This is not a specific question, just something I am interested to get your views on as your livlihood depends on wordpress and so does mine.
One of the things we all struggle with in the crazy world of the internet is finding ways to make a margin. How can we not applaud the transparency and the global choice we all now enjoy thanks to the internet? No one can pull the wool over anyone’s eyes these days, not so long as that person was an internet connection and a mouse. And yet, for the struggling business, this glorious world of instant price comparison makes life very tough indeed.
As a web developer I have always struggled to find a path to business valhalla – that is, where your business is making money for you whilst you sleep. My solution has been to create a hosting package which includes maintenance. It’s not a big number, around £200 – £400 per year depending on the size of the site. For this you get a bunch of stuff all principally based around security. You get a WAF for instance, regular back ups to a cloud service, an SSL and a promise, that should your site be compromised then we will restore from back up immediately then take the bad site off-line, scrub it clean, plug the hole(s) and put it back up again. Also, your site gets checked by a human-being (me!) twice a week and any plugins, themes and WP versions that need updating get done.
But here’s the thing, in essence I have monitized something that, in an ideal world, shouldn’t be happening. What I am actually saying to my clients (obviously I don’t actually say this!) is I have built you a website that, in it’s native state, is about as secure a wet paper bag. Oh, and on top of this it’s bulky and has the load speed of a three legged tortoise. But don’t worry, pay me and I’ll make sure none of the terrible things that can and do happen, don’t. The client’s very reasonable response to this is ‘why the hell did you sell me a wet paper bag in the first place?’. Using the car analogy, I sell them a vehicle with a notoriously unreliable and horribly slow engine and then charge them a monthly fee to keep it running and fiddle around under the hood a bit to see if I can get it going a bit faster. Sounds like a right scam!

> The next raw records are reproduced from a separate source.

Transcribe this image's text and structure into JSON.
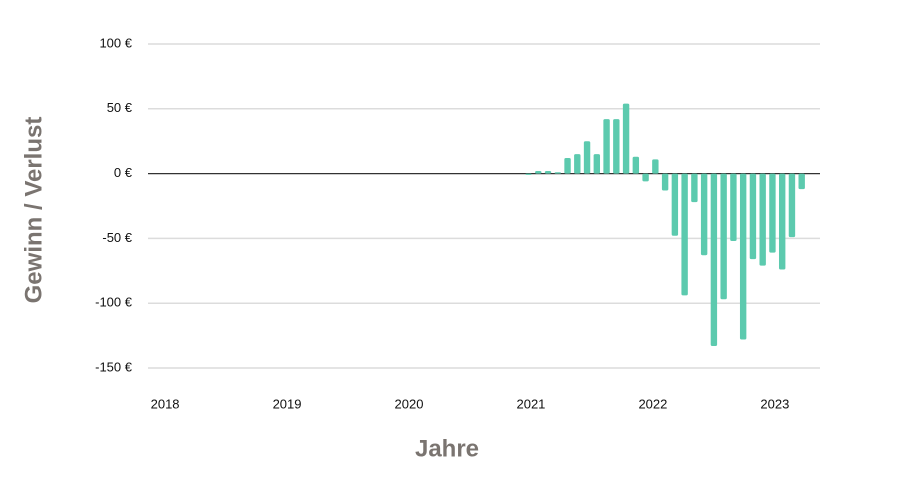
{
  "chart_data": {
    "type": "bar",
    "ylabel": "Gewinn / Verlust",
    "xlabel": "Jahre",
    "color": "#5ccaae",
    "grid": true,
    "x": [
      2020.98,
      2021.06,
      2021.14,
      2021.22,
      2021.3,
      2021.38,
      2021.46,
      2021.54,
      2021.62,
      2021.7,
      2021.78,
      2021.86,
      2021.94,
      2022.02,
      2022.1,
      2022.18,
      2022.26,
      2022.34,
      2022.42,
      2022.5,
      2022.58,
      2022.66,
      2022.74,
      2022.82,
      2022.9,
      2022.98,
      2023.06,
      2023.14,
      2023.22
    ],
    "values": [
      -1,
      2,
      2,
      1,
      12,
      15,
      25,
      15,
      42,
      42,
      54,
      13,
      -6,
      11,
      -13,
      -48,
      -94,
      -22,
      -63,
      -133,
      -97,
      -52,
      -128,
      -66,
      -71,
      -61,
      -74,
      -49,
      -12
    ],
    "xlim": [
      2017.86,
      2023.37
    ],
    "xticks": [
      2018,
      2019,
      2020,
      2021,
      2022,
      2023
    ],
    "ylim": [
      -150,
      100
    ],
    "yticks": [
      {
        "value": 100,
        "label": "100 €"
      },
      {
        "value": 50,
        "label": "50 €"
      },
      {
        "value": 0,
        "label": "0 €"
      },
      {
        "value": -50,
        "label": "-50 €"
      },
      {
        "value": -100,
        "label": "-100 €"
      },
      {
        "value": -150,
        "label": "-150 €"
      }
    ]
  }
}
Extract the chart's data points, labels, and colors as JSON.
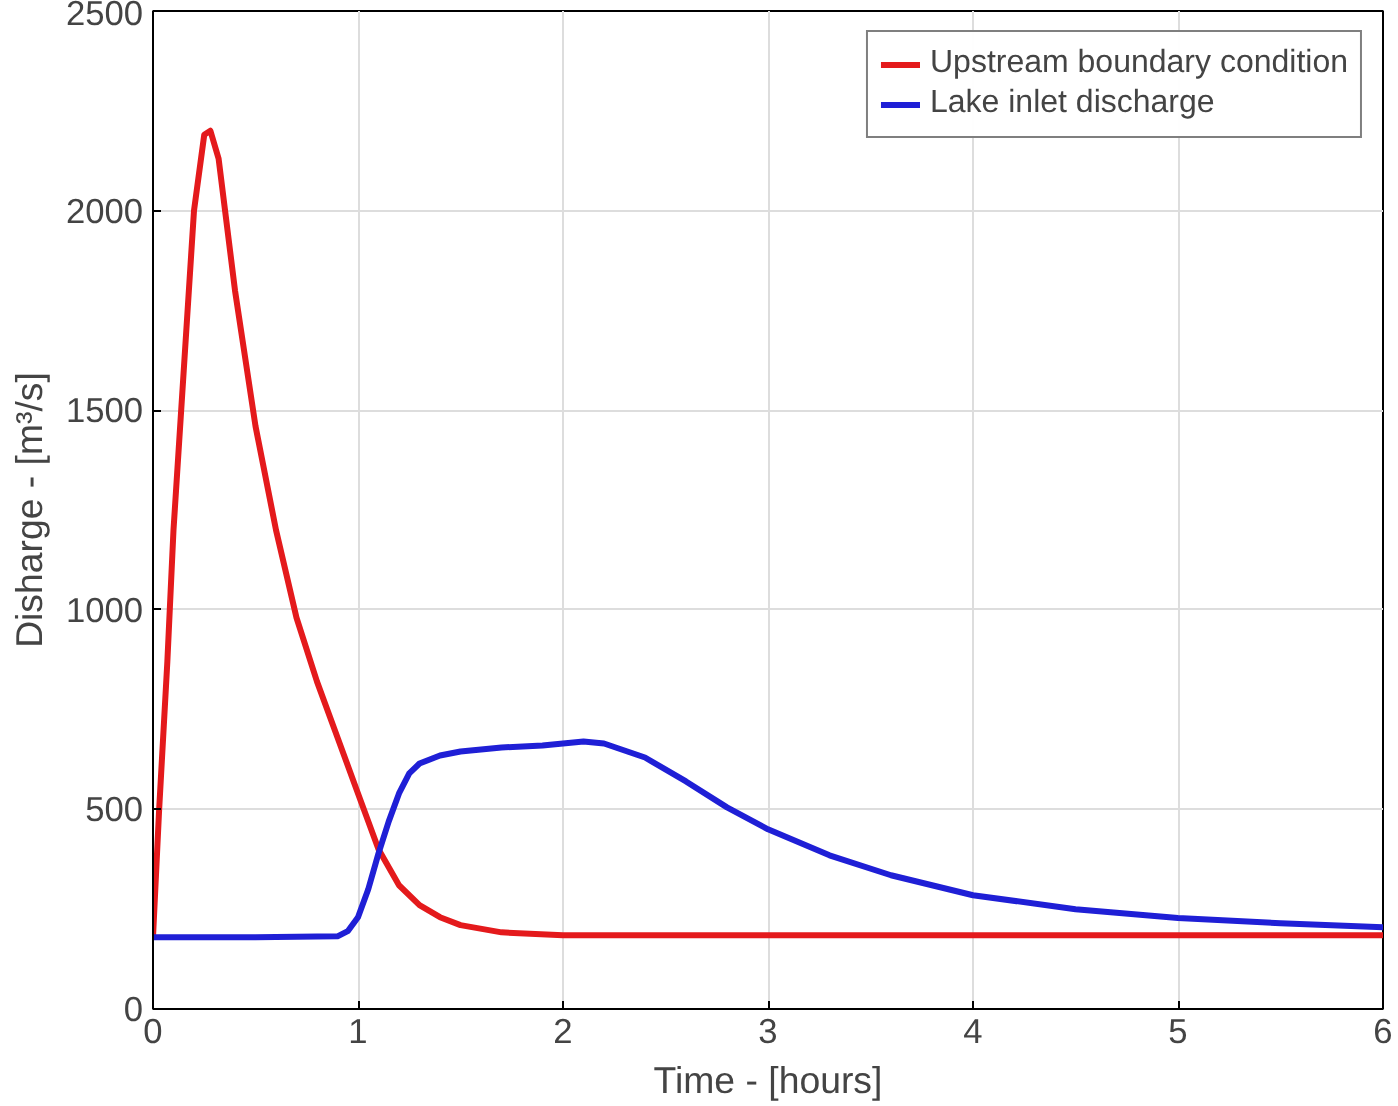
{
  "chart_data": {
    "type": "line",
    "xlabel": "Time - [hours]",
    "ylabel": "Disharge - [m³/s]",
    "xlim": [
      0,
      6
    ],
    "ylim": [
      0,
      2500
    ],
    "xticks": [
      0,
      1,
      2,
      3,
      4,
      5,
      6
    ],
    "yticks": [
      0,
      500,
      1000,
      1500,
      2000,
      2500
    ],
    "grid": true,
    "legend": "top right",
    "line_style": "solid",
    "marker": "none",
    "series": [
      {
        "name": "Upstream boundary condition",
        "color": "#e41a1c",
        "x": [
          0,
          0.03,
          0.07,
          0.1,
          0.15,
          0.2,
          0.25,
          0.28,
          0.32,
          0.4,
          0.5,
          0.6,
          0.7,
          0.8,
          0.9,
          1.0,
          1.1,
          1.2,
          1.3,
          1.4,
          1.5,
          1.7,
          2.0,
          3,
          4,
          5,
          6
        ],
        "values": [
          180,
          500,
          870,
          1200,
          1600,
          2000,
          2190,
          2200,
          2130,
          1800,
          1460,
          1200,
          980,
          820,
          680,
          540,
          400,
          310,
          260,
          230,
          210,
          192,
          185,
          185,
          185,
          185,
          185
        ]
      },
      {
        "name": "Lake inlet discharge",
        "color": "#1f1fd6",
        "x": [
          0,
          0.5,
          0.9,
          0.95,
          1.0,
          1.05,
          1.1,
          1.15,
          1.2,
          1.25,
          1.3,
          1.4,
          1.5,
          1.7,
          1.9,
          2.1,
          2.2,
          2.4,
          2.6,
          2.8,
          3.0,
          3.3,
          3.6,
          4.0,
          4.5,
          5.0,
          5.5,
          6.0
        ],
        "values": [
          180,
          180,
          182,
          195,
          230,
          300,
          390,
          470,
          540,
          590,
          615,
          635,
          645,
          655,
          660,
          670,
          665,
          630,
          570,
          505,
          450,
          385,
          335,
          285,
          250,
          228,
          215,
          205
        ]
      }
    ]
  }
}
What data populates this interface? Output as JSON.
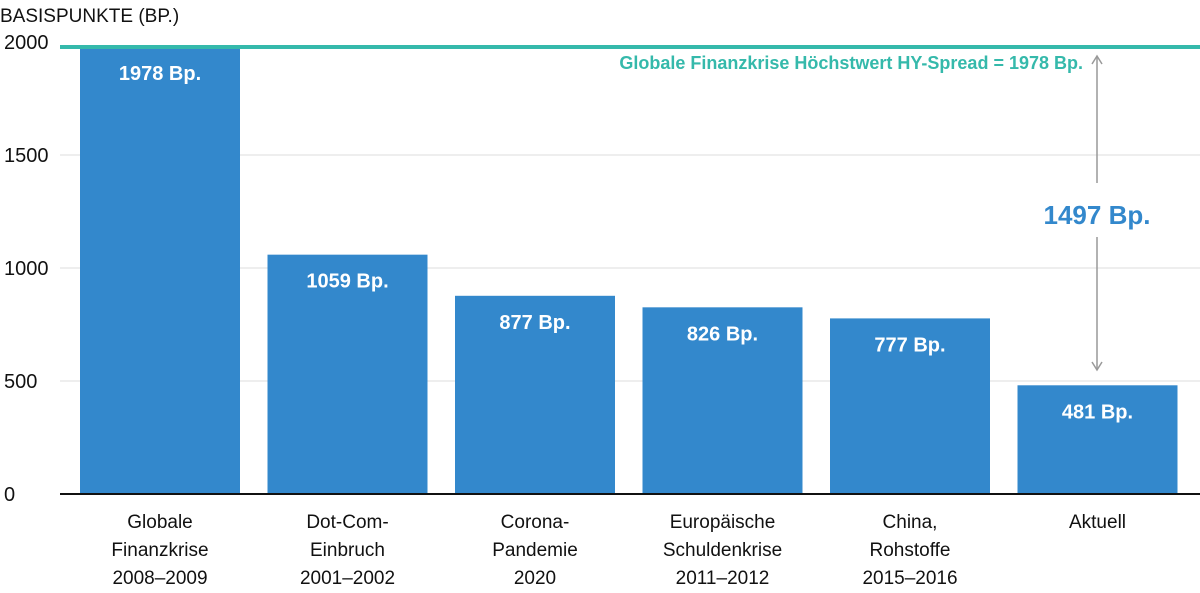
{
  "chart_data": {
    "type": "bar",
    "ylabel": "BASISPUNKTE (BP.)",
    "ylim": [
      0,
      2000
    ],
    "yticks": [
      "0",
      "500",
      "1000",
      "1500",
      "2000"
    ],
    "grid": true,
    "categories": [
      [
        "Globale",
        "Finanzkrise",
        "2008–2009"
      ],
      [
        "Dot-Com-",
        "Einbruch",
        "2001–2002"
      ],
      [
        "Corona-",
        "Pandemie",
        "2020"
      ],
      [
        "Europäische",
        "Schuldenkrise",
        "2011–2012"
      ],
      [
        "China,",
        "Rohstoffe",
        "2015–2016"
      ],
      [
        "Aktuell"
      ]
    ],
    "values": [
      1978,
      1059,
      877,
      826,
      777,
      481
    ],
    "data_labels": [
      "1978 Bp.",
      "1059 Bp.",
      "877 Bp.",
      "826 Bp.",
      "777 Bp.",
      "481 Bp."
    ],
    "reference_line": {
      "value": 1978,
      "label": "Globale Finanzkrise Höchstwert HY-Spread = 1978 Bp."
    },
    "difference_annotation": {
      "from": 1978,
      "to": 481,
      "label": "1497 Bp."
    },
    "colors": {
      "bar": "#3388cc",
      "reference": "#35b9ab",
      "difference_text": "#3388cc",
      "arrow": "#999999",
      "grid": "#dddddd",
      "axis": "#111111"
    }
  }
}
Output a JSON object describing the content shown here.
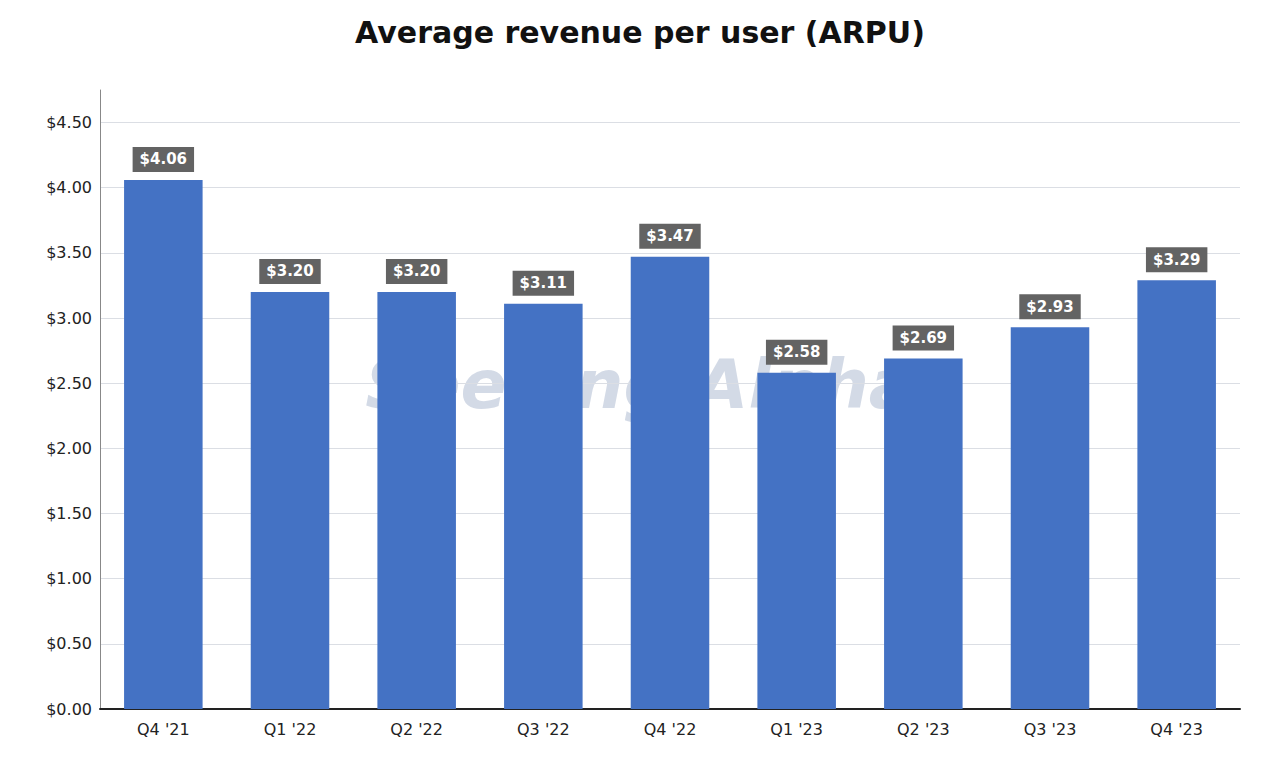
{
  "chart_data": {
    "type": "bar",
    "title": "Average revenue per user (ARPU)",
    "categories": [
      "Q4 '21",
      "Q1 '22",
      "Q2 '22",
      "Q3 '22",
      "Q4 '22",
      "Q1 '23",
      "Q2 '23",
      "Q3 '23",
      "Q4 '23"
    ],
    "values": [
      4.06,
      3.2,
      3.2,
      3.11,
      3.47,
      2.58,
      2.69,
      2.93,
      3.29
    ],
    "value_labels": [
      "$4.06",
      "$3.20",
      "$3.20",
      "$3.11",
      "$3.47",
      "$2.58",
      "$2.69",
      "$2.93",
      "$3.29"
    ],
    "data_labels": true,
    "color": "#4472C4",
    "ylim": [
      0,
      4.75
    ],
    "yticks": [
      {
        "value": 0.0,
        "label": "$0.00"
      },
      {
        "value": 0.5,
        "label": "$0.50"
      },
      {
        "value": 1.0,
        "label": "$1.00"
      },
      {
        "value": 1.5,
        "label": "$1.50"
      },
      {
        "value": 2.0,
        "label": "$2.00"
      },
      {
        "value": 2.5,
        "label": "$2.50"
      },
      {
        "value": 3.0,
        "label": "$3.00"
      },
      {
        "value": 3.5,
        "label": "$3.50"
      },
      {
        "value": 4.0,
        "label": "$4.00"
      },
      {
        "value": 4.5,
        "label": "$4.50"
      }
    ],
    "grid": true,
    "annotations": [
      "Seeking Alpha"
    ]
  }
}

What I’m really asking of you is what is your answer to this? Why, if it’s so vulnerable and so slow, am I using WordPress to build your site and not Wix or Squarespace or Webflow or any number of ‘build your own’ solutions offered by hosting companies. I have some answers ready but I would love to know how you handle this one.
Like you, I used to offer hosting and maintenance for my clients’ sites. As WordPress evolved, it became a real hassle to stay on top of all the security fixes and performance requirements.
Eventually, I migrated my clients to a Managed WordPress host and shut down my dedicated servers.
One of the arguments I’ve heard most often is that it’s generally not a good idea to sell your clients an ongoing maintenance solution with a single point of failure… you. If you’ve got a team of developers who can help you with this, rock on. But it’s generally better for your clients to connect them directly with a reputable host.
Or, you can partner with a Managed WordPress host like WP Engine or Flywheel, who offer white-labeled hosting. They take care of the servers, you take care of your clients, and if/when you need tech assistance, you’ve got a whole team in your corner.
These days, it’s hard to beat the performance and security provided by the top Managed WordPress hosts.
Before I migrated my personal site to Nexcess (then Liquid Web), my homepage took more than 5 seconds to load (screenshot). After migrating the site to Nexcess, I was astonished the same page loaded a whopping 4 seconds faster. (screenshot)
So, I recommend either partnering with a major WordPress host to handle the performance and security issues, or simply refer your clients to them directly. Most WordPress developers I know today opt for that route and stay out of hosting and maintenance.
Just another opinion. Hope this helps!